A small South Carolina community is home to a big mystery: Who bought a winning Powerball ticket?
The question lingers as the ticket — worth $1 million — has gone unclaimed since October, the S.C. Education Lottery wrote in a Jan. 26 news release.
Three months ago, the lucky lottery player bought the ticket at an Exxon in Gable, roughly 60 miles southeast of Columbia. The gas station is in Clarendon County, home to about 31,000 people.
It turns out, the $2 ticket matched all five white balls picked in the Oct. 14 drawing. The numbers chosen that night were: white balls 14-16-42-48-64, with Powerball number 14, according to The State newspaper and the game’s website.

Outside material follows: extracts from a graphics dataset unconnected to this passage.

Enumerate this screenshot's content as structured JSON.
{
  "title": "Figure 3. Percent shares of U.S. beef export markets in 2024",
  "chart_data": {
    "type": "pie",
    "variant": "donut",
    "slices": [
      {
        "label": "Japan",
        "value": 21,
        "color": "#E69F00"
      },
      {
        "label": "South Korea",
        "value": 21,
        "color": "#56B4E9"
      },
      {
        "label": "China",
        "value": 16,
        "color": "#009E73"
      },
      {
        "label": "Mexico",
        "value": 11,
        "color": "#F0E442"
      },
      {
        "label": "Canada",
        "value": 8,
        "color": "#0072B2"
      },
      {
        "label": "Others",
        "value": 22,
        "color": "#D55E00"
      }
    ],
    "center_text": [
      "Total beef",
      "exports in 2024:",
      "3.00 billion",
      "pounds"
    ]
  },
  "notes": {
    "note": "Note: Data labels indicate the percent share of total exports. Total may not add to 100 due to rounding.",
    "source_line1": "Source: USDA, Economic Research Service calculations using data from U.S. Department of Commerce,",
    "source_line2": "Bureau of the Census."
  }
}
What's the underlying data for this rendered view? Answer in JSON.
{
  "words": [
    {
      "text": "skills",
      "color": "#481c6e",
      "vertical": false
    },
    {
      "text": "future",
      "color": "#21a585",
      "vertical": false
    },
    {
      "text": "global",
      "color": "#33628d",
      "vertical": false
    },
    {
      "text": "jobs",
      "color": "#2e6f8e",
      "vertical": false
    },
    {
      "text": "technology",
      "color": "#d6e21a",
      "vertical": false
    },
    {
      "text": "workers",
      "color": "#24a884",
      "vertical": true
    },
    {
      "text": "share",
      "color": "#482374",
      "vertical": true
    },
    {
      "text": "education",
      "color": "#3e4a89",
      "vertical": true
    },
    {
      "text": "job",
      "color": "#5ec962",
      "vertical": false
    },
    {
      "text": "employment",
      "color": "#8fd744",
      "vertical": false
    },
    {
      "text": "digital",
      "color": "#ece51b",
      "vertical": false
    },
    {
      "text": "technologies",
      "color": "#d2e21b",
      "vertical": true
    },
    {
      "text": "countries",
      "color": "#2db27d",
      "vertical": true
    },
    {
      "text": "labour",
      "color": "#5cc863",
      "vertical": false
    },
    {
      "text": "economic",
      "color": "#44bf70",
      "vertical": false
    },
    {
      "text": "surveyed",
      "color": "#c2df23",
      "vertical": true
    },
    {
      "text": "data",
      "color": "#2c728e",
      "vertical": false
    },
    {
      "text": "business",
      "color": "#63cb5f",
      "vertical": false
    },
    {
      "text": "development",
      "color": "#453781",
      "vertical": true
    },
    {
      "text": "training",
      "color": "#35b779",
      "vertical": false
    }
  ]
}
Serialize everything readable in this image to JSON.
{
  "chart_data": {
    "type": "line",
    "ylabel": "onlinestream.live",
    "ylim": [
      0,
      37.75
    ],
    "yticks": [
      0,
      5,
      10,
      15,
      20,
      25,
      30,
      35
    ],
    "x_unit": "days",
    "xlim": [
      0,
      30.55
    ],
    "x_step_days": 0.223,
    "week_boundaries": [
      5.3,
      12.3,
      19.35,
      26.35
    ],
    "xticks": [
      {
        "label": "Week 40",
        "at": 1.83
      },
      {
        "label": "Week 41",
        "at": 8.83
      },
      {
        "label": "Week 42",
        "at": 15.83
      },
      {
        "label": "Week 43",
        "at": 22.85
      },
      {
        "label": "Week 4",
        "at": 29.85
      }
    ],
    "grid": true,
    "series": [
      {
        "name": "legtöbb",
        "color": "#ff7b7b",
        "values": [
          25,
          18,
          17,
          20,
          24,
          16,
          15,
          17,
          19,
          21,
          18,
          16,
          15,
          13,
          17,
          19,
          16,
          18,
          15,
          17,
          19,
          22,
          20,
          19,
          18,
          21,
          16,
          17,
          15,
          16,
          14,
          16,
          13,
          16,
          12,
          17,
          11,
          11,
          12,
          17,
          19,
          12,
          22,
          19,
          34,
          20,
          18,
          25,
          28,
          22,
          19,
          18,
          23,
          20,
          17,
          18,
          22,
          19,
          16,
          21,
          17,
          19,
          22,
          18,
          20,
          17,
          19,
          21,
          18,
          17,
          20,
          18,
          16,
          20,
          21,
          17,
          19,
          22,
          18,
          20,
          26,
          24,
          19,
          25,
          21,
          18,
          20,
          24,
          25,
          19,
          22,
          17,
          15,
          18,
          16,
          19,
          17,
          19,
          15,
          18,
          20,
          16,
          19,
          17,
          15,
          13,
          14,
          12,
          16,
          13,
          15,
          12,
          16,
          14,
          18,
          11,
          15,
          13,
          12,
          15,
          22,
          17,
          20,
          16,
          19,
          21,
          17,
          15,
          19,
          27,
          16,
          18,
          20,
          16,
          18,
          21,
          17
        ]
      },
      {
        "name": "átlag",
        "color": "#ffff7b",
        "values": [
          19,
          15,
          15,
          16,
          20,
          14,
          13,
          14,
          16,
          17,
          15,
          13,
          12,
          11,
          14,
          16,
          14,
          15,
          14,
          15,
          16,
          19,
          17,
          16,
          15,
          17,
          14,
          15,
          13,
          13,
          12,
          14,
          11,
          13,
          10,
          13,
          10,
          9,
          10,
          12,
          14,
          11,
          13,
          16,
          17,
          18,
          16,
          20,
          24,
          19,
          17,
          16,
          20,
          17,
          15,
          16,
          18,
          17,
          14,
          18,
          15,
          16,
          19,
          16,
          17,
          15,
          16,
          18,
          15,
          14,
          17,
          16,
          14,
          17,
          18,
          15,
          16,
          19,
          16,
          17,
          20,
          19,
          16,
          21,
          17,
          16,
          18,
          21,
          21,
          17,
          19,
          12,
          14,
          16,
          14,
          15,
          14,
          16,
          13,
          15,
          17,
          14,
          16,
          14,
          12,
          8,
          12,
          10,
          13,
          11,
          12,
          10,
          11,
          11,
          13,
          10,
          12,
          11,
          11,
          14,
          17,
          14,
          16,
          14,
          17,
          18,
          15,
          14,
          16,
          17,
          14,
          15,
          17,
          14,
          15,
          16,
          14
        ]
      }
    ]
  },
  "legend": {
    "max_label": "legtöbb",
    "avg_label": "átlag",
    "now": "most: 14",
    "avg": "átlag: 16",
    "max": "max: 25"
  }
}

The South Carolina ticket matched five of the six numbers drawn, meaning it missed the game’s $23 million jackpot prize by one number.
No one hit the jackpot that night, so the South Carolina ticket holder and another lottery player from Nebraska were the biggest winners in the drawing. Both beat 1-in-11.6 million odds to win, officials said.
Though the Nebraska player came forward, the South Carolina prize was still unclaimed as of about 1:45 p.m. Jan. 26, lottery spokesperson Holli Armstrong told McClatchy News in an email.
Since South Carolina gives lottery winners about six months to cash in, the Powerball player still has time to collect the prize money. The lucky ticket expires April 11, officials said.